Influence of the initial structure on the efficiency of laser processing of steel

According to experiments, the initial martensitic structure with inherent carbon content is most suitable for high-speed laser hardening during preliminary volumetric heat treatment, releasing a suitable amount and dispersion of carbides during tempering. When choosing a volumetric heat treatment mode, it is necessary to consider that the α→γ transformation during laser heating occurs via a shear mechanism with the hereditary transfer of carbon atoms and alloying elements, as well as defects in the crystal structure, to austenite from the original martensite. High-temperature laser-hardened austenite has a fragmented structure with subgrains 200–300 nm in size. This feature is due to the dynamic polygonization of austenite, which occurs because of the superposition of dynamic thermostrictive effects in the laser processing zones on phase hardening during the α→γ transition. After high-speed cooling, the irradiated zones contain hereditary fine-needle martensite with high-strength properties, a certain amount of textured residual austenite, and a carbide phase.

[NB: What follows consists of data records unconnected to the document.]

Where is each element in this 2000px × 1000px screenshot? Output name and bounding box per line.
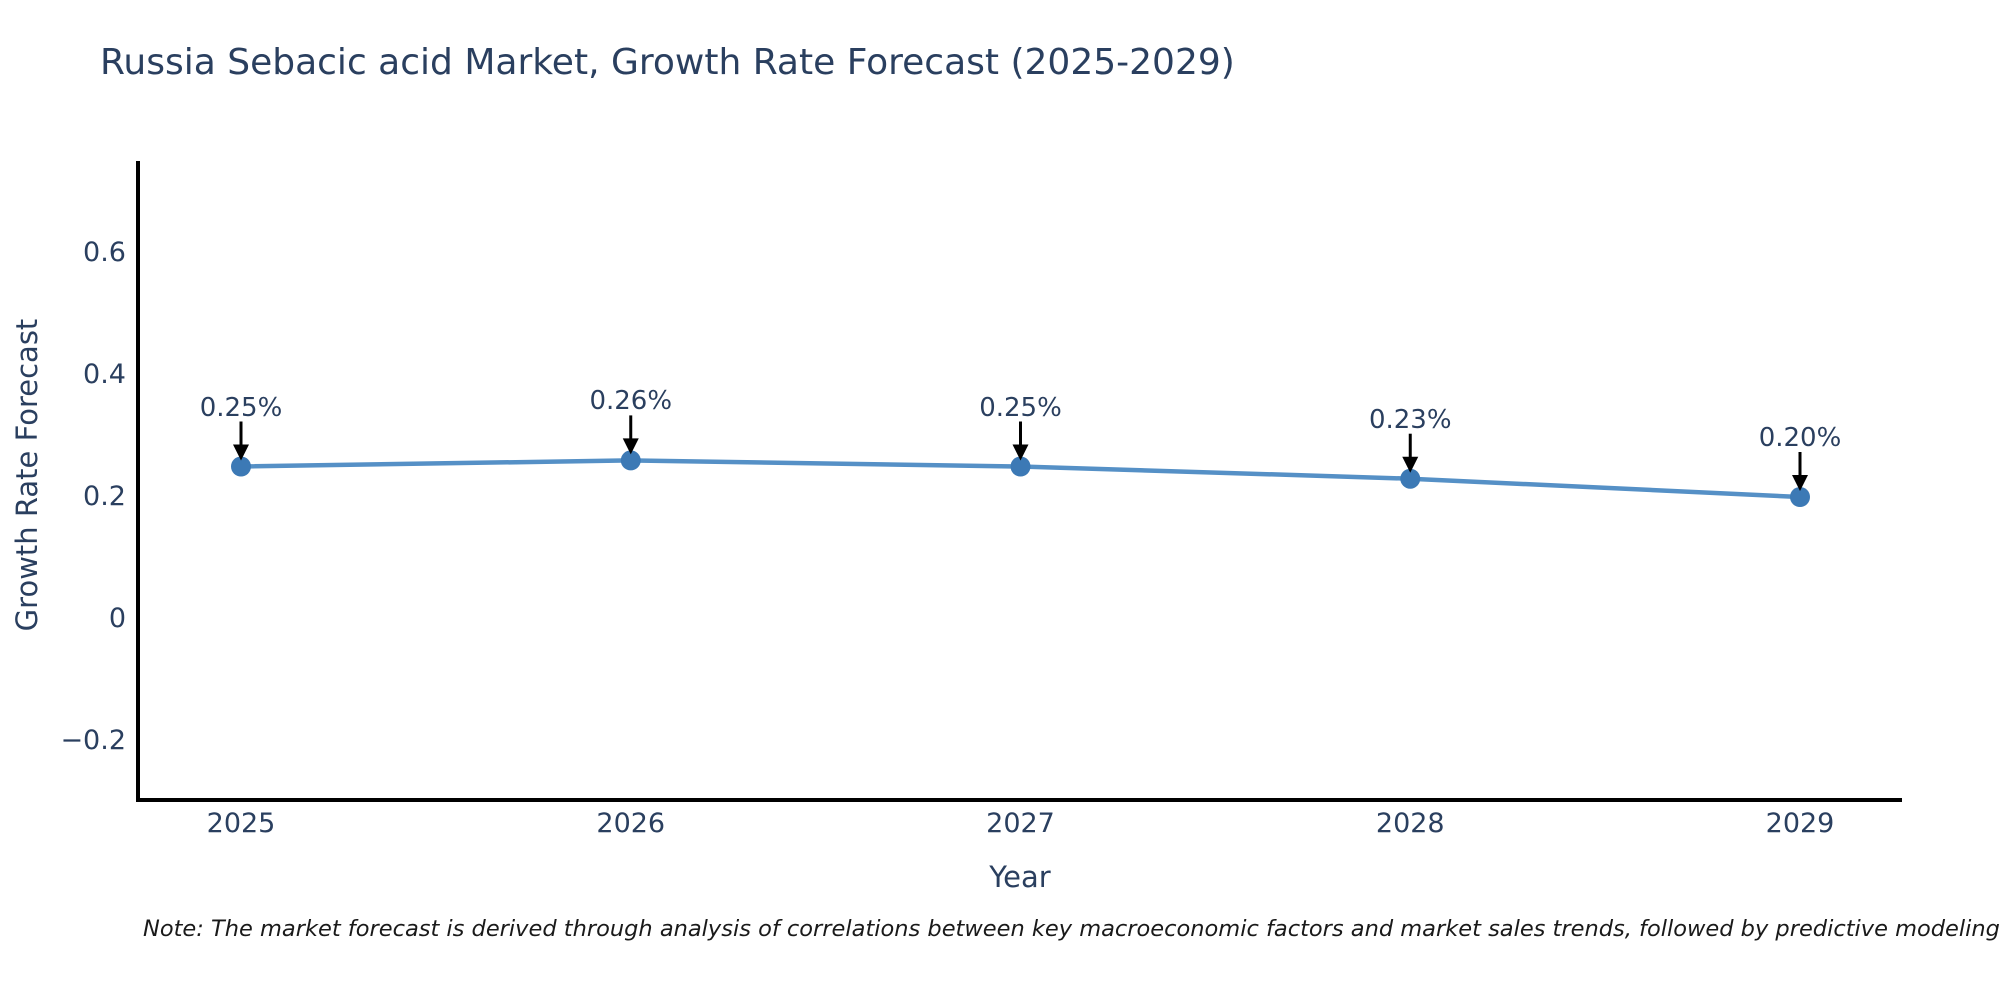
data-point-marker [231,456,251,477]
x-tick-label: 2026 [596,808,666,839]
x-tick-label: 2029 [1765,808,1835,839]
y-tick-label: 0.4 [83,359,126,390]
data-point-marker [620,450,641,471]
data-point-marker [1400,468,1421,489]
y-tick-label: 0 [108,603,126,634]
data-point-marker [1790,487,1810,507]
axis-lines [136,161,1902,802]
y-tick-label: 0.6 [83,237,126,268]
x-tick-label: 2027 [986,808,1055,839]
point-annotation: 0.25% [979,392,1062,423]
annotation-arrowhead [233,444,249,461]
x-tick-label: 2028 [1375,808,1445,839]
annotation-arrowhead [1012,444,1029,461]
point-annotation: 0.25% [199,392,283,423]
annotation-arrowhead [1792,475,1808,491]
data-point-marker [1010,456,1031,477]
x-axis-title: Year [989,860,1051,894]
point-annotation: 0.26% [589,386,673,417]
point-annotation: 0.23% [1368,404,1452,435]
y-axis-title: Growth Rate Forecast [10,318,44,632]
annotation-arrowhead [1402,456,1419,473]
y-tick-label: 0.2 [83,481,126,512]
y-tick-label: −0.2 [60,725,126,756]
chart-title: Russia Sebacic acid Market, Growth Rate … [100,42,1235,83]
x-tick-label: 2025 [206,808,276,839]
point-annotation: 0.20% [1758,423,1842,453]
annotation-arrowhead [622,438,639,455]
footnote: Note: The market forecast is derived thr… [143,916,2000,942]
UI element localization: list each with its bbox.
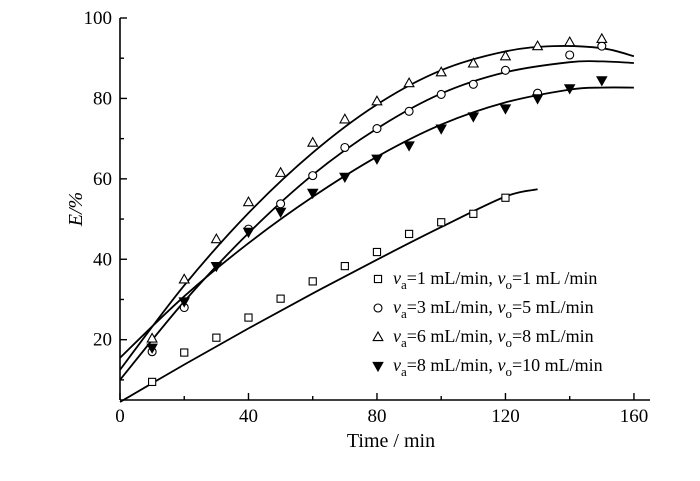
point-s4	[306, 188, 319, 200]
x-tick-label: 120	[491, 406, 520, 427]
point-s4	[242, 227, 255, 239]
point-s4	[499, 104, 512, 115]
point-s4	[531, 94, 544, 105]
fit-curve-s4	[119, 86, 634, 359]
fit-curve-s1	[119, 188, 538, 403]
data-points	[146, 32, 608, 387]
legend-marker-s2	[373, 303, 383, 313]
y-tick-label: 40	[93, 249, 112, 270]
point-s2	[597, 41, 607, 51]
point-s3	[403, 76, 415, 88]
point-s3	[371, 95, 383, 106]
point-s3	[339, 113, 351, 124]
point-s1	[148, 377, 157, 387]
point-s2	[340, 142, 350, 153]
y-tick-label: 20	[93, 330, 112, 351]
x-tick-label: 0	[115, 406, 125, 427]
point-s4	[596, 76, 608, 87]
point-s4	[467, 112, 480, 123]
point-s2	[276, 199, 286, 209]
point-s2	[372, 124, 382, 134]
point-s2	[500, 65, 510, 75]
y-axis-label: E/%	[65, 192, 87, 227]
legend-entry-s3: va=6 mL/min, vo=8 mL/min	[393, 326, 594, 350]
point-s2	[436, 89, 446, 99]
point-s2	[565, 50, 575, 60]
point-s4	[371, 154, 383, 165]
point-s1	[340, 261, 349, 271]
point-s4	[274, 207, 287, 218]
x-axis-label: Time / min	[347, 430, 435, 452]
legend: va=1 mL/min, vo=1 mL /min va=3 mL/min, vo…	[372, 268, 603, 379]
point-s1	[501, 193, 510, 202]
point-s3	[306, 136, 319, 147]
point-s3	[563, 35, 576, 47]
point-s3	[499, 50, 512, 61]
point-s4	[435, 124, 447, 135]
point-s4	[210, 261, 223, 273]
point-s4	[146, 343, 158, 354]
point-s1	[437, 218, 446, 227]
point-s3	[274, 166, 287, 177]
point-s4	[403, 141, 415, 152]
x-tick-label: 160	[620, 406, 649, 427]
point-s1	[212, 333, 221, 342]
y-tick-label: 60	[93, 169, 112, 190]
fit-curve-s3	[119, 45, 635, 371]
y-tick-label: 100	[84, 8, 113, 29]
point-s3	[210, 232, 223, 244]
point-s2	[308, 171, 318, 181]
point-s3	[596, 32, 608, 44]
legend-entry-s1: va=1 mL/min, vo=1 mL /min	[393, 268, 597, 292]
point-s1	[308, 277, 317, 286]
y-tick-label: 80	[93, 88, 112, 109]
point-s3	[467, 57, 480, 68]
legend-marker-s3	[372, 330, 384, 342]
point-s3	[435, 66, 447, 77]
point-s4	[178, 297, 191, 308]
point-s3	[531, 39, 544, 51]
point-s1	[276, 294, 285, 303]
point-s2	[404, 106, 414, 116]
point-s1	[469, 209, 478, 218]
x-tick-label: 40	[239, 406, 258, 427]
axis-ticks: 0 40 80 120 160 20 40 60 80 100	[84, 8, 649, 427]
point-s1	[180, 348, 189, 357]
point-s1	[244, 313, 253, 322]
legend-entry-s4: va=8 mL/min, vo=10 mL/min	[393, 355, 603, 379]
point-s4	[563, 84, 576, 95]
plot-frame	[119, 18, 650, 401]
point-s4	[339, 172, 351, 183]
point-s1	[404, 229, 414, 239]
legend-marker-s1	[373, 274, 383, 284]
legend-marker-s4	[372, 361, 384, 373]
legend-entry-s2: va=3 mL/min, vo=5 mL/min	[393, 297, 594, 321]
point-s3	[242, 196, 255, 207]
point-s3	[178, 273, 191, 284]
point-s3	[146, 332, 158, 343]
x-tick-label: 80	[367, 406, 386, 427]
point-s2	[468, 79, 478, 89]
point-s1	[372, 247, 382, 257]
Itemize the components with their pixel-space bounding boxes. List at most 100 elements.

It has been established that the strengthening of irradiated steel, which occurs under conditions of thermal deformation of laser radiation, is associated, among other things, with the formation of nanosized zones at the carbide steel matrix composition interface, which have a dispersed structure and increased hardness (10–12 GPa). Metallophysical and urometric studies showed that the maximum hardness of laser-hardened steels is achieved if dispersed carbides occupy more than 40% of the irradiated area and have dimensions of 0.5–1.5 μm. A reasonable choice of the initial steel structure and laser processing mode enabled obtaining a structural state of surface layers on the working surfaces of products having high and predictable performance properties.